The White House has been incredibly active in attempting to describe what AI regulation might entail. The administration released a paper titled The Blueprint for an AI Bill of Rights in October 2022, just one month before ChatGPT’s seismic release. It was the result of a year of preparation, public comments, and all the wisdom that technocrats could muster. In case readers mistake the word blueprint for mandate, the paper is explicit on its limits:” The Blueprint for an AI Bill of Rights is non- binding”, it reads,” and does not constitute US government policy”. This AI bill of rights is less controversial or binding than the one in the US Constitution, with all that thorny stuff about guns, free speech, and due process. Instead, it’s more of a fantasy wish list meant to sever one side of the progress’s double-edge. So easy to do when you do n’t provide the details!
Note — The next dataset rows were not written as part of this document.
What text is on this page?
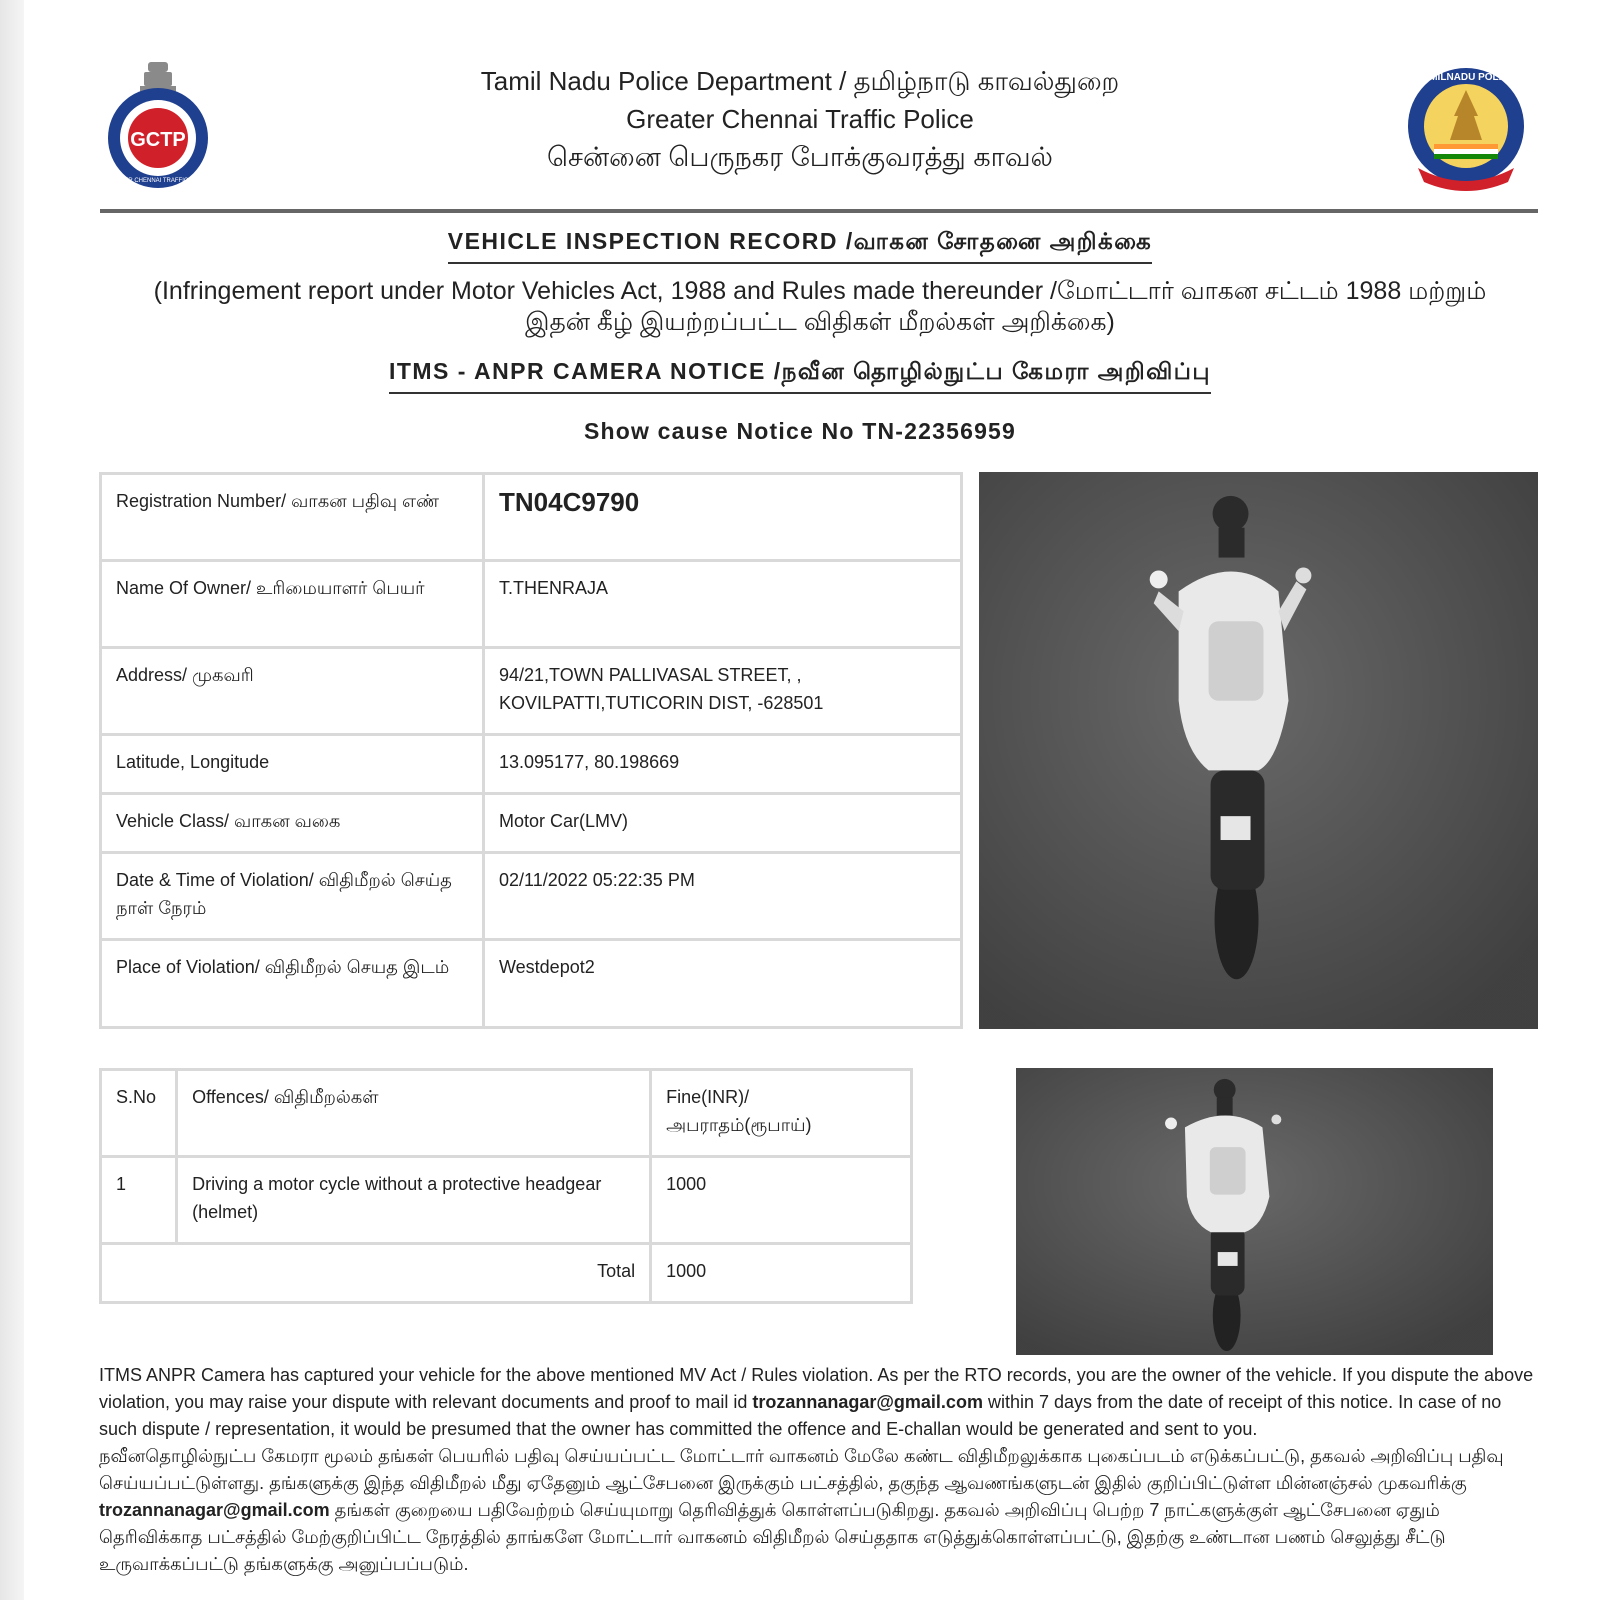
GCTP
GREATER CHENNAI TRAFFIC POLICE
TAMILNADU POLICE
Tamil Nadu Police Department / தமிழ்நாடு காவல்துறை
Greater Chennai Traffic Police
சென்னை பெருநகர போக்குவரத்து காவல்
VEHICLE INSPECTION RECORD /வாகன சோதனை அறிக்கை
(Infringement report under Motor Vehicles Act, 1988 and Rules made thereunder /மோட்டார் வாகன சட்டம் 1988 மற்றும் இதன் கீழ் இயற்றப்பட்ட விதிகள் மீறல்கள் அறிக்கை)
ITMS - ANPR CAMERA NOTICE /நவீன தொழில்நுட்ப கேமரா அறிவிப்பு
Show cause Notice No TN-22356959
Registration Number/ வாகன பதிவு எண்	TN04C9790
Name Of Owner/ உரிமையாளர் பெயர்	T.THENRAJA
Address/ முகவரி	94/21,TOWN PALLIVASAL STREET, , KOVILPATTI,TUTICORIN DIST, -628501
Latitude, Longitude	13.095177, 80.198669
Vehicle Class/ வாகன வகை	Motor Car(LMV)
Date & Time of Violation/ விதிமீறல் செய்த நாள் நேரம்	02/11/2022 05:22:35 PM
Place of Violation/ விதிமீறல் செயத இடம்	Westdepot2
S.No	Offences/ விதிமீறல்கள்	Fine(INR)/ அபராதம்(ரூபாய்)
1	Driving a motor cycle without a protective headgear (helmet)	1000
Total		1000
ITMS ANPR Camera has captured your vehicle for the above mentioned MV Act / Rules violation. As per the RTO records, you are the owner of the vehicle. If you dispute the above violation, you may raise your dispute with relevant documents and proof to mail id trozannanagar@gmail.com within 7 days from the date of receipt of this notice. In case of no such dispute / representation, it would be presumed that the owner has committed the offence and E-challan would be generated and sent to you.
நவீனதொழில்நுட்ப கேமரா மூலம் தங்கள் பெயரில் பதிவு செய்யப்பட்ட மோட்டார் வாகனம் மேலே கண்ட விதிமீறலுக்காக புகைப்படம் எடுக்கப்பட்டு, தகவல் அறிவிப்பு பதிவு செய்யப்பட்டுள்ளது. தங்களுக்கு இந்த விதிமீறல் மீது ஏதேனும் ஆட்சேபனை இருக்கும் பட்சத்தில், தகுந்த ஆவணங்களுடன் இதில் குறிப்பிட்டுள்ள மின்னஞ்சல் முகவரிக்கு trozannanagar@gmail.com தங்கள் குறையை பதிவேற்றம் செய்யுமாறு தெரிவித்துக் கொள்ளப்படுகிறது. தகவல் அறிவிப்பு பெற்ற 7 நாட்களுக்குள் ஆட்சேபனை ஏதும் தெரிவிக்காத பட்சத்தில் மேற்குறிப்பிட்ட நேரத்தில் தாங்களே மோட்டார் வாகனம் விதிமீறல் செய்ததாக எடுத்துக்கொள்ளப்பட்டு, இதற்கு உண்டான பணம் செலுத்து சீட்டு உருவாக்கப்பட்டு தங்களுக்கு அனுப்பப்படும்.
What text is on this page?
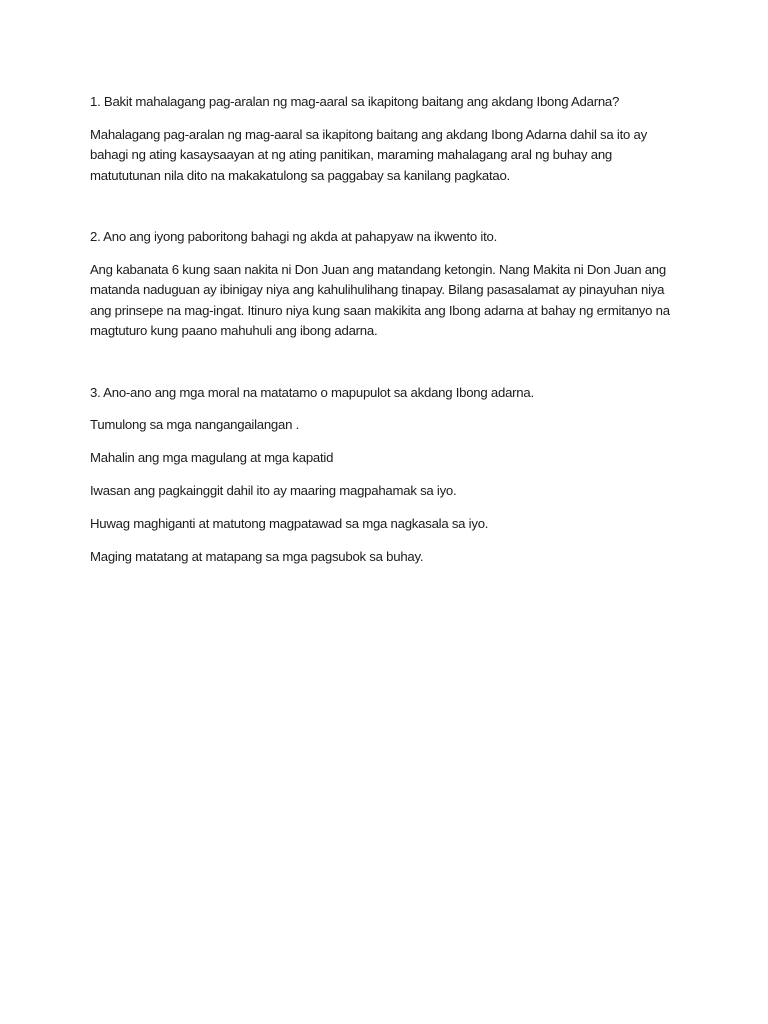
1. Bakit mahalagang pag-aralan ng mag-aaral sa ikapitong baitang ang akdang Ibong Adarna?

Mahalagang pag-aralan ng mag-aaral sa ikapitong baitang ang akdang Ibong Adarna dahil sa ito ay

bahagi ng ating kasaysaayan at ng ating panitikan, maraming mahalagang aral ng buhay ang

matututunan nila dito na makakatulong sa paggabay sa kanilang pagkatao.

2. Ano ang iyong paboritong bahagi ng akda at pahapyaw na ikwento ito.

Ang kabanata 6 kung saan nakita ni Don Juan ang matandang ketongin. Nang Makita ni Don Juan ang

matanda naduguan ay ibinigay niya ang kahulihulihang tinapay. Bilang pasasalamat ay pinayuhan niya

ang prinsepe na mag-ingat. Itinuro niya kung saan makikita ang Ibong adarna at bahay ng ermitanyo na

magtuturo kung paano mahuhuli ang ibong adarna.

3. Ano-ano ang mga moral na matatamo o mapupulot sa akdang Ibong adarna.

Tumulong sa mga nangangailangan .

Mahalin ang mga magulang at mga kapatid

Iwasan ang pagkainggit dahil ito ay maaring magpahamak sa iyo.

Huwag maghiganti at matutong magpatawad sa mga nagkasala sa iyo.

Maging matatang at matapang sa mga pagsubok sa buhay.
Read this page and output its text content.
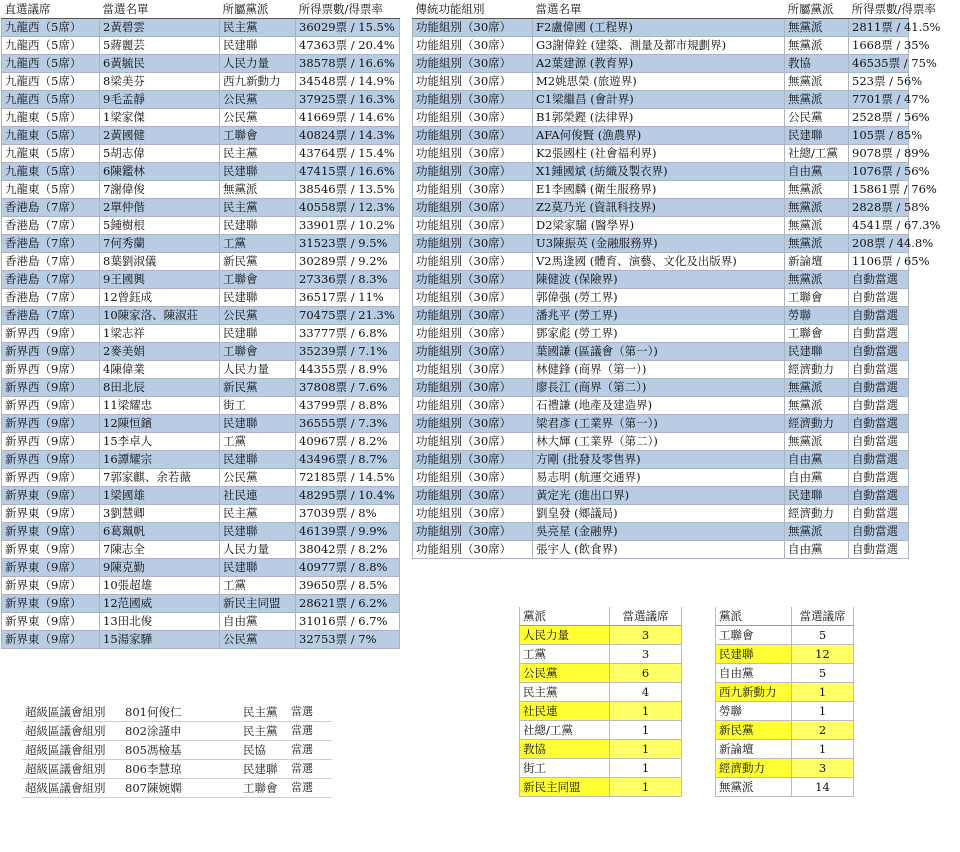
直選議席	當選名單	所屬黨派	所得票數/得票率
九龍西（5席）	2黃碧雲	民主黨	36029票 / 15.5%
九龍西（5席）	5蔣麗芸	民建聯	47363票 / 20.4%
九龍西（5席）	6黃毓民	人民力量	38578票 / 16.6%
九龍西（5席）	8梁美芬	西九新動力	34548票 / 14.9%
九龍西（5席）	9毛孟靜	公民黨	37925票 / 16.3%
九龍東（5席）	1梁家傑	公民黨	41669票 / 14.6%
九龍東（5席）	2黃國健	工聯會	40824票 / 14.3%
九龍東（5席）	5胡志偉	民主黨	43764票 / 15.4%
九龍東（5席）	6陳鑑林	民建聯	47415票 / 16.6%
九龍東（5席）	7謝偉俊	無黨派	38546票 / 13.5%
香港島（7席）	2單仲偕	民主黨	40558票 / 12.3%
香港島（7席）	5鍾樹根	民建聯	33901票 / 10.2%
香港島（7席）	7何秀蘭	工黨	31523票 / 9.5%
香港島（7席）	8葉劉淑儀	新民黨	30289票 / 9.2%
香港島（7席）	9王國興	工聯會	27336票 / 8.3%
香港島（7席）	12曾鈺成	民建聯	36517票 / 11%
香港島（7席）	10陳家洛、陳淑莊	公民黨	70475票 / 21.3%
新界西（9席）	1梁志祥	民建聯	33777票 / 6.8%
新界西（9席）	2麥美娟	工聯會	35239票 / 7.1%
新界西（9席）	4陳偉業	人民力量	44355票 / 8.9%
新界西（9席）	8田北辰	新民黨	37808票 / 7.6%
新界西（9席）	11梁耀忠	街工	43799票 / 8.8%
新界西（9席）	12陳恒鑌	民建聯	36555票 / 7.3%
新界西（9席）	15李卓人	工黨	40967票 / 8.2%
新界西（9席）	16譚耀宗	民建聯	43496票 / 8.7%
新界西（9席）	7郭家麒、余若薇	公民黨	72185票 / 14.5%
新界東（9席）	1梁國雄	社民連	48295票 / 10.4%
新界東（9席）	3劉慧卿	民主黨	37039票 / 8%
新界東（9席）	6葛珮帆	民建聯	46139票 / 9.9%
新界東（9席）	7陳志全	人民力量	38042票 / 8.2%
新界東（9席）	9陳克勤	民建聯	40977票 / 8.8%
新界東（9席）	10張超雄	工黨	39650票 / 8.5%
新界東（9席）	12范國威	新民主同盟	28621票 / 6.2%
新界東（9席）	13田北俊	自由黨	31016票 / 6.7%
新界東（9席）	15湯家驊	公民黨	32753票 / 7%
傳統功能組別	當選名單	所屬黨派	所得票數/得票率
功能組別（30席）	F2盧偉國 (工程界)	無黨派	2811票 / 41.5%
功能組別（30席）	G3謝偉銓 (建築、測量及都市規劃界)	無黨派	1668票 / 35%
功能組別（30席）	A2葉建源 (教育界)	教協	46535票 / 75%
功能組別（30席）	M2姚思榮 (旅遊界)	無黨派	523票 / 56%
功能組別（30席）	C1梁繼昌 (會計界)	無黨派	7701票 / 47%
功能組別（30席）	B1郭榮鏗 (法律界)	公民黨	2528票 / 56%
功能組別（30席）	AFA何俊賢 (漁農界)	民建聯	105票 / 85%
功能組別（30席）	K2張國柱 (社會福利界)	社總/工黨	9078票 / 89%
功能組別（30席）	X1鍾國斌 (紡織及製衣界)	自由黨	1076票 / 56%
功能組別（30席）	E1李國麟 (衛生服務界)	無黨派	15861票 / 76%
功能組別（30席）	Z2莫乃光 (資訊科技界)	無黨派	2828票 / 58%
功能組別（30席）	D2梁家騮 (醫學界)	無黨派	4541票 / 67.3%
功能組別（30席）	U3陳振英 (金融服務界)	無黨派	208票 / 44.8%
功能組別（30席）	V2馬逢國 (體育、演藝、文化及出版界)	新論壇	1106票 / 65%
功能組別（30席）	陳健波 (保險界)	無黨派	自動當選
功能組別（30席）	郭偉强 (勞工界)	工聯會	自動當選
功能組別（30席）	潘兆平 (勞工界)	勞聯	自動當選
功能組別（30席）	鄧家彪 (勞工界)	工聯會	自動當選
功能組別（30席）	葉國謙 (區議會（第一）)	民建聯	自動當選
功能組別（30席）	林健鋒 (商界（第一）)	經濟動力	自動當選
功能組別（30席）	廖長江 (商界（第二）)	無黨派	自動當選
功能組別（30席）	石禮謙 (地產及建造界)	無黨派	自動當選
功能組別（30席）	梁君彥 (工業界（第一）)	經濟動力	自動當選
功能組別（30席）	林大輝 (工業界（第二）)	無黨派	自動當選
功能組別（30席）	方剛 (批發及零售界)	自由黨	自動當選
功能組別（30席）	易志明 (航運交通界)	自由黨	自動當選
功能組別（30席）	黃定光 (進出口界)	民建聯	自動當選
功能組別（30席）	劉皇發 (鄉議局)	經濟動力	自動當選
功能組別（30席）	吳亮星 (金融界)	無黨派	自動當選
功能組別（30席）	張宇人 (飲食界)	自由黨	自動當選
黨派	當選議席
人民力量	3
工黨	3
公民黨	6
民主黨	4
社民連	1
社總/工黨	1
教協	1
街工	1
新民主同盟	1
黨派	當選議席
工聯會	5
民建聯	12
自由黨	5
西九新動力	1
勞聯	1
新民黨	2
新論壇	1
經濟動力	3
無黨派	14
超級區議會組別	801何俊仁	民主黨	當選
超級區議會組別	802涂謹申	民主黨	當選
超級區議會組別	805馮檢基	民協	當選
超級區議會組別	806李慧琼	民建聯	當選
超級區議會組別	807陳婉嫻	工聯會	當選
Reading that list highlights the difficulty of turning encouraging ideas into binding laws. It is obvious that the key concepts in the White House blueprint do n’t just apply to AI, but pretty much everything in tech as well. Each one appears to embodie a user right that has been violated for a long time. Big tech was n’t waiting around for generative AI to develop inequitable algorithms, opaque systems, abusive data practices, and a lack of opt- outs. That’s table stakes, buddy, and the fact that these issues are being raised in a discussion of a new technology only serves to highlight how ineffectively citizens are protected from the negative effects of our current technology.
During that Senate hearing where]OpenA I CEO Sam ] Altman spoke, senator after senator sang the same refrain: We blew it when it came to regulating social media, so let’s not mess up with AI. However, there is no statute of limitations on passing laws to stop previous abuses. The last time I looked, billions of people, including just about everyone in the US who has the wherewithal to poke a smartphone display, are still on social media, bullied, privacy compromised, and exposed to horrors. Nothing stops Congress from enforcing tougher laws against those businesses and, most importantly, passing privacy legislation.
Ask Me One Thing
MKT asks,” Why do razor blades cost so much”?
Thanks for the question, MKT. Just to be sure, you are requesting this from Freakonomics and not Steven Levitt of Freakonomics and Steven Levy the tech columnist. Sounds like a job for an economist. I only learn my craft by wiping metal across my face every day, but I’ll still take it on. For most of my life, there were only a few brands of razors. Once you bought one company’s razors, you were locked into their ecosystem, then they could get away with charging a lot for the blades. This” two-part tariff for shavings” was a monopoly that scraped your wallet as well as your face, as one MIT economist put it in a paper titled” Do n’t Give Away the Razor ( Usually )” claimed. When competitors could produce decent razors with patents, the companies cut the price of razors ( not blades ) to compete with their competitors.
Also, the upstarts are now part of the establishment, so do n’t expect prices to go down. Dollar Shave Club was sold to a private equity firm in 2016 by Unilever, which then followed. In 2020, Harry’s agreed to a buyout from Edgewell Personal Care, which owns Schick and Wilkinson Sword. Edgewell backed down after the FTC filed a lawsuit to stop the merger, arguing that there are n’t enough shaving companies and that mergers would increase prices. Then Harris’s raised a sizable venture capital round, continued as a private company, and just last month, word of its intention to launch an IPO emerged. That’s the deepest cut of all.
You can submit questions to [email protected]. Include the phrase” ASK LEVY” in the subject line.